From: Daniel Phillips <phillips@phunq.net>
To: Christoph Lameter <clameter@sgi.com>
Cc: linux-mm@kvack.org, linux-kernel@vger.kernel.org,
akpm@linux-foundation.org, dkegel@google.com,
Peter Zijlstra <a.p.zijlstra@chello.nl>,
David Miller <davem@davemloft.net>, Nick Piggin <npiggin@suse.de>
Subject: Re: [RFC 0/3] Recursive reclaim (on __PF_MEMALLOC)
Date: Wed, 5 Sep 2007 02:20:53 -0700 [thread overview]
Message-ID: <200709050220.53801.phillips@phunq.net> (raw)
In-Reply-To: <20070814142103.204771292@sgi.com>
On Tuesday 14 August 2007 07:21, Christoph Lameter wrote:
> The following patchset implements recursive reclaim. Recursive
> reclaim is necessary if we run out of memory in the writeout patch
> from reclaim.
>
> This is f.e. important for stacked filesystems or anything that does
> complicated processing in the writeout path.
>
> Recursive reclaim works because it limits itself to only reclaim
> pages that do not require writeout. It will only remove clean pages
> from the LRU. The dirty throttling of the VM during regular reclaim
> insures that the amount of dirty pages is limited. If recursive
> reclaim causes too many clean pages to be removed then regular
> reclaim will throttle all processes until the dirty ratio is
> restored. This means that the amount of memory that can be reclaimed
> via recursive reclaim is limited to clean memory. The default ratio
> is 10%. This means that recursive reclaim can reclaim 90% of memory
> before failing. Reclaiming excessive amounts of clean pages may have
> a significant performance impact because this means that executable
> pages will be removed. However, it ensures that we will no longer
> fail in the writeout path.
>
> A patch is included to test this functionality. The test involved
> allocating 12 Megabytes from the reclaim paths when __PF_MEMALLOC is
> set. This is enough to exhaust the reserves.
Hi Christoph,
Over the last two weeks we have tested your patch set in the context of
ddsnap, which used to be prone to deadlock before we added a series of
anti-deadlock measures, including Peter's anti-deadlock patch set, our
own bio throttling code and judicious use of PF_MEMALLOC mode. This
cocktail of patches finally banished the deadlocks, none of which have
been seen during several months of heavy testing. The question in
which you are interested no doubt, is whether your patch set also
solves the same deadlocks.
The results are mixed. I will briefly describe the test setup now. If
you are interested in specific details for independent verification, we
can provide the full recipe separately. We used the patches here:
http://zumastor.googlecode.com/svn/trunk/ddsnap/patches/2.6.21.1/
driven by the scripted storage application here:
http://zumastor.googlecode.com/svn/trunk/zumastor/
If we remove our anti-deadlock measures, including the ddsnap.vm.fixes
(a roll-up of Peter's patch set) and the request throttling code in
dm-ddsnap.c, and apply your patch set instead, we hit deadlock on the
socket write path after a few hours (traceback tomorrow). So your
patch set by itself is a stability regression.

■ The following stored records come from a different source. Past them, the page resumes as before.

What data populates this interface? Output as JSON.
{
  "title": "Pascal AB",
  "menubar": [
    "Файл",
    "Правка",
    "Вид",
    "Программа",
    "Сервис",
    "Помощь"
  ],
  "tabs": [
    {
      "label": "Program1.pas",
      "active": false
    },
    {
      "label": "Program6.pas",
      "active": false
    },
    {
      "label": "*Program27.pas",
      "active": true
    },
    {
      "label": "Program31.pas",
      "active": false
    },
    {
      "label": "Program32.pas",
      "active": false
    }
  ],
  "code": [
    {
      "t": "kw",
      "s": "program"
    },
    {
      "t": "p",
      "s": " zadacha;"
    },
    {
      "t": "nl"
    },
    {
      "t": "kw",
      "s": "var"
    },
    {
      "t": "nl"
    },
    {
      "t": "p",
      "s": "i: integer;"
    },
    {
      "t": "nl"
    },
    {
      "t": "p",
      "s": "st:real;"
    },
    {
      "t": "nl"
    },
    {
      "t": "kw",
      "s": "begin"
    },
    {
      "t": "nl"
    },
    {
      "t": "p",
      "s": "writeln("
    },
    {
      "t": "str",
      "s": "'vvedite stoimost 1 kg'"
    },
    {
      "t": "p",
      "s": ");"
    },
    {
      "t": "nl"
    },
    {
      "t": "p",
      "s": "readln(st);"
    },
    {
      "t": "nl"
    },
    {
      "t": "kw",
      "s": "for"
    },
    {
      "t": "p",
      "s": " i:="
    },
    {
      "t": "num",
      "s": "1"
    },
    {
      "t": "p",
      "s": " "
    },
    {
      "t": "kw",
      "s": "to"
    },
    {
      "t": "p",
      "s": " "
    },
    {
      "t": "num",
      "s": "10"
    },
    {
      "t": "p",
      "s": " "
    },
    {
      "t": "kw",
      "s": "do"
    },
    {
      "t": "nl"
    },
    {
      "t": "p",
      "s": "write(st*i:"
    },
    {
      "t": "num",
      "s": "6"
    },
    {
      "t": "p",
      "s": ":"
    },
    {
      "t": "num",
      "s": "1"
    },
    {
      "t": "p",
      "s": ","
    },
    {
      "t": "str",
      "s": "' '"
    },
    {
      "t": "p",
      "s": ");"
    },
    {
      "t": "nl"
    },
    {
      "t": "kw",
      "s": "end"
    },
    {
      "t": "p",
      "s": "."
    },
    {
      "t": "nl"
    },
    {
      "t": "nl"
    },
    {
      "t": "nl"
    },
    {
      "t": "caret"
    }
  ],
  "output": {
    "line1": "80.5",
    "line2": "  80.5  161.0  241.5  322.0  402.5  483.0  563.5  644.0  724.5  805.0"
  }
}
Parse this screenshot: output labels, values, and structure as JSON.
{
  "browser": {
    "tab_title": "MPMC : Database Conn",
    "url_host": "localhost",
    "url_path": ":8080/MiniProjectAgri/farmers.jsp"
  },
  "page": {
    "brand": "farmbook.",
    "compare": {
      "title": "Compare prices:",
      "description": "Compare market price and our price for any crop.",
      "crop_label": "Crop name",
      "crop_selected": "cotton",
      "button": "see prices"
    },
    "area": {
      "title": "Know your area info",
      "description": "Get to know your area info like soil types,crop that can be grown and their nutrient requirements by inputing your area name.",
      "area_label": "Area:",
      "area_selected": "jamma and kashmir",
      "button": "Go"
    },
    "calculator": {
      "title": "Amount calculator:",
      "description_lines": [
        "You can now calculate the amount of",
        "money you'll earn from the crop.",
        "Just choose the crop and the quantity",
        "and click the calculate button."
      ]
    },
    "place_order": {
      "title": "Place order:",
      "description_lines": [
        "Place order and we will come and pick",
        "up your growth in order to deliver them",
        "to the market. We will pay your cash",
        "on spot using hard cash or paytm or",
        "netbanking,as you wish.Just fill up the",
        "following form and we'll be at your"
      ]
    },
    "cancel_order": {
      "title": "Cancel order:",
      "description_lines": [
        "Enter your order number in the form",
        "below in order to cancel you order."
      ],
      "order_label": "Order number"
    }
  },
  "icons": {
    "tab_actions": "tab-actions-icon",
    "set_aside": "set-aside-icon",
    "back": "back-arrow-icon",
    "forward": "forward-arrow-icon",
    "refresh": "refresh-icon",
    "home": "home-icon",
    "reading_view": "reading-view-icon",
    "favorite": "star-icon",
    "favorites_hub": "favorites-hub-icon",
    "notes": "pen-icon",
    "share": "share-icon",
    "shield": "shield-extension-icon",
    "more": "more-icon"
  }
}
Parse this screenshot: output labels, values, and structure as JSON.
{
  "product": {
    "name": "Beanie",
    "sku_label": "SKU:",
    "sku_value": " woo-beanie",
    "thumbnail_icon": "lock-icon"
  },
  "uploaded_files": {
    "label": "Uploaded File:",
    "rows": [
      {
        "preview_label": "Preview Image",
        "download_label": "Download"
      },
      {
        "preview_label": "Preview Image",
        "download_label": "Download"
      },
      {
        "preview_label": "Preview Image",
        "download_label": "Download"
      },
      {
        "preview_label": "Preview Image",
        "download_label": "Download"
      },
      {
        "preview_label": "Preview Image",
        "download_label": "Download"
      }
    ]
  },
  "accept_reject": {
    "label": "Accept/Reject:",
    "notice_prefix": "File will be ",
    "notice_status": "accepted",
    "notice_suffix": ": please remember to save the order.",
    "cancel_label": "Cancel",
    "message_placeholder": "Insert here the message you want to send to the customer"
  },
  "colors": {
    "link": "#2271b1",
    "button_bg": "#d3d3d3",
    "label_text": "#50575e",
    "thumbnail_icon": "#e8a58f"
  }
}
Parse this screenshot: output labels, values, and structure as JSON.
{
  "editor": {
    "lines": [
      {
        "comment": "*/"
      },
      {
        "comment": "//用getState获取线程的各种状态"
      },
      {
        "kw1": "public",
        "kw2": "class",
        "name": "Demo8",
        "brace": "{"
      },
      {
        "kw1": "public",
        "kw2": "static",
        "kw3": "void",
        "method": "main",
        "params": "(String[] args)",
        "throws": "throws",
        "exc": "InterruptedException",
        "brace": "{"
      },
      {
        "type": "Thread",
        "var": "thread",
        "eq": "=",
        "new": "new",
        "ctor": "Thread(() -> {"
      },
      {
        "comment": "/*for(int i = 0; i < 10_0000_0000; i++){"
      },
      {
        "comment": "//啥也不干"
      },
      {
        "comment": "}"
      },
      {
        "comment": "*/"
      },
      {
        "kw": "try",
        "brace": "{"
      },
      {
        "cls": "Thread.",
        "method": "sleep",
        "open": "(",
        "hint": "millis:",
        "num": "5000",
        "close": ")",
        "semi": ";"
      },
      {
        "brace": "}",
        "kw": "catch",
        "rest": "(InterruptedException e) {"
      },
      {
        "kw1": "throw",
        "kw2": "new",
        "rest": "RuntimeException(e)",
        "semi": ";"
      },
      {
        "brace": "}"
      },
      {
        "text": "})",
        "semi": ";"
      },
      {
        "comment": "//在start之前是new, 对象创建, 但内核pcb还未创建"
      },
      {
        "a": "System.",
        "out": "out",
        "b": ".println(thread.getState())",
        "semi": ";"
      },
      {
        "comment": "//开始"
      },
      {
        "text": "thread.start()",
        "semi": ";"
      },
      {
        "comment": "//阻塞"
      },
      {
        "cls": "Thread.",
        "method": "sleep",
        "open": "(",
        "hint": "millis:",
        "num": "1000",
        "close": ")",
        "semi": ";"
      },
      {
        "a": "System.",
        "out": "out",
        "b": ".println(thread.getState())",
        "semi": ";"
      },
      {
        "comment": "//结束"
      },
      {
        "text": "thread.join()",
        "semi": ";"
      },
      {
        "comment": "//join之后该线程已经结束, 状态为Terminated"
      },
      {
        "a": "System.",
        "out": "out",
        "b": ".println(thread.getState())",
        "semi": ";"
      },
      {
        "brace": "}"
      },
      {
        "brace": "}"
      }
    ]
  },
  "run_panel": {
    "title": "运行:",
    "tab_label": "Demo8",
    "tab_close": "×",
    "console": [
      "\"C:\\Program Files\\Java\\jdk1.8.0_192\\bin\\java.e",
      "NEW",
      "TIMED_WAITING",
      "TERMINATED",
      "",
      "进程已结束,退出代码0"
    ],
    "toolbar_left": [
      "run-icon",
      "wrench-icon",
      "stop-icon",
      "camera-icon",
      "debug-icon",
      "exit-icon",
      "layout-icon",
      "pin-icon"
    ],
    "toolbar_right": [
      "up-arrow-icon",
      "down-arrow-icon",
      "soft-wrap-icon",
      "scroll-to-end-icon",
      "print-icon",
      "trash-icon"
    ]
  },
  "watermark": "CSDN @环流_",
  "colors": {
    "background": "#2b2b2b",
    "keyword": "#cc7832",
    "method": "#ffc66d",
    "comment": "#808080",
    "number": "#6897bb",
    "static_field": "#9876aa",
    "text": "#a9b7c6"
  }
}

There is also some good news for you here. The combination of our
throttling code, plus your recursive reclaim patches and some fiddling
with PF_LESS_THROTTLE has so far survived testing without deadlocking.
In other words, as far as we have tested it, your patch set can
substitute for Peter's and produce the same effect, provided that we
throttle the block IO traffic.
Just to recap, we have identified two essential ingredients in the
recipe for writeout deadlock prevention:
1) Throttle block IO traffic to a bounded maximum memory use.
2) Guarantee availability of the required amount of memory.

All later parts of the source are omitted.